Différentes entités peuvent être à l’origine d’une procédure collective. En général, elle peut ou doit venir du dirigeant de l’entreprise, lui-même. Sinon, elle peut être lancée par un des créanciers concernés, par le tribunal de commerce, par les salariés ou ou encore par le procureur de justice. Tous doivent être en mesure de démontrer les difficultés rencontrées par l’entreprise débitrice.

Qu’est-ce qu’une procédure collective ? 

Une procédure collective est une action de justice prononcée par un juge. Le rôle d’une telle procédure est d’aider une entreprise à se sortir de sa situation face à ses créanciers, lorsque cela est encore possible. Si ce n’est pas le cas, elle a pour but d’accompagner l’entreprise vers une cessation d’activités en bonne et due forme pour toutes les parties. 
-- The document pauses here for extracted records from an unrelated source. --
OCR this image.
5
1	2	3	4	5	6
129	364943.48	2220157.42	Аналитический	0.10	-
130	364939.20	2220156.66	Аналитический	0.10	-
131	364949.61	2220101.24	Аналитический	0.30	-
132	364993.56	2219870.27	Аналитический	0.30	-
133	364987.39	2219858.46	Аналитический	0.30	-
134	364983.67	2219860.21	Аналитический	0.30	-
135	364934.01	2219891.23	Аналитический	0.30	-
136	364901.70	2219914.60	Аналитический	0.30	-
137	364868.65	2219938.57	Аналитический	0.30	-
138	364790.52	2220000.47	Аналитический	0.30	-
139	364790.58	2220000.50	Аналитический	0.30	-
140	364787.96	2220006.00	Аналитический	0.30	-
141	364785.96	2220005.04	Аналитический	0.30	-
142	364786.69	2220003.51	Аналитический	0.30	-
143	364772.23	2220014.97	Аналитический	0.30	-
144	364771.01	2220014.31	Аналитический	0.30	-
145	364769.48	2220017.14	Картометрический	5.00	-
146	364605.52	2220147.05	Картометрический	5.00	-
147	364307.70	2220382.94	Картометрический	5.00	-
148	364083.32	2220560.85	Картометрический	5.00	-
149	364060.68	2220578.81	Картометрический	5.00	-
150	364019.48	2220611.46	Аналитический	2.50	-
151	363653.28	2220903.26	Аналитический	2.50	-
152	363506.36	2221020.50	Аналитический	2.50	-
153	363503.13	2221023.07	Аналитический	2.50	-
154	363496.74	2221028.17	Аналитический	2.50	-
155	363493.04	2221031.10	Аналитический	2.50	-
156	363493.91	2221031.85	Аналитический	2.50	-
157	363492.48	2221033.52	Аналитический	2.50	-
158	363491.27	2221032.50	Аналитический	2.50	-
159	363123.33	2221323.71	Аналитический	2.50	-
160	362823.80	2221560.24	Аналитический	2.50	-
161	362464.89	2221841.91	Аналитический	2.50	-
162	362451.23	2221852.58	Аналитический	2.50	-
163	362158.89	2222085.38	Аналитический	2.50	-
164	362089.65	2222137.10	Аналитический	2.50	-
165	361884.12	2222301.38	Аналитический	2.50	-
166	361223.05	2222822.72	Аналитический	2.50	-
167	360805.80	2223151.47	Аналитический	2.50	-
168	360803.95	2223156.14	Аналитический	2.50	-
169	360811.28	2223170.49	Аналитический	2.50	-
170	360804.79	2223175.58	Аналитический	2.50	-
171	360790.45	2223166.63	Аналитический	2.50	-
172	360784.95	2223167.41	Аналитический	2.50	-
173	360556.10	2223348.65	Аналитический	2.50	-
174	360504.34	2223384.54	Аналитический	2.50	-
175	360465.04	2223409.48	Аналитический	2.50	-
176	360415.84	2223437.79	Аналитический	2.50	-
Ce type de procédure intervient auprès d’une entreprise qui rencontre des difficultés financières plus ou moins importantes, voire qui se trouve en cessation de paiement. Une entreprise est en cessation de paiement lorsqu’elle n’est plus en capacité de faire face à ses dettes arrivées à échéance. Autrement dit, il s’agit d’une société dont le passif exigible a excédé l’actif disponible. 

L’entreprise qui fait l’objet des procédures collectives est mise sous contrôle judiciaire. Cela permet aux différents organes de justice de mettre en place l’organisation du règlement des créances. 

On dit de ces procédures qu’elles sont “collectives” car elles rassemblent tous les créanciers. Ces derniers ne sont alors plus à même d’intervenir à titre individuel auprès du débiteur. Ils doivent s’en remettre au déroulement de la procédure, telle qu’établie par le juge.

Qui peut lancer une procédure collective ? 

Différentes parties peuvent être à l’origine de l’ouverture d’une procédure collective. Parmi elles, on retrouve : 

  • Le dirigeant de l’entreprise :
    Lorsqu’une entreprise se trouve en situation de cessation de paiement, son dirigeant, son mandataire ou le représentant légal est dans l’obligation d’en faire la déclaration auprès du greffe du tribunal de commerce. Ceci doit être fait sous un délai de 45 jours. 
  • Le créancier : 
    Celui-ci peut demander l’assignation de l’entreprise qui n’a pas rempli ses obligations face à lui. 
  • Les salariés : 
    Ils sont à même d’exposer la situation de l’entreprise par le biais du comité d’entreprise ou alors à travers les délégués du personnel.
  • Le tribunal : 
    Le tribunal peut lui même ordonner l’ouverture d’une procédure collective. Cela peut directement provenir d’une requête de la part du procureur de la république. Cela arrive également lorsqu’une procédure à l’amiable (la procédure de conciliation) n’a pas abouti sur une entente. 

Quand lance-t-on une procédure collective ? 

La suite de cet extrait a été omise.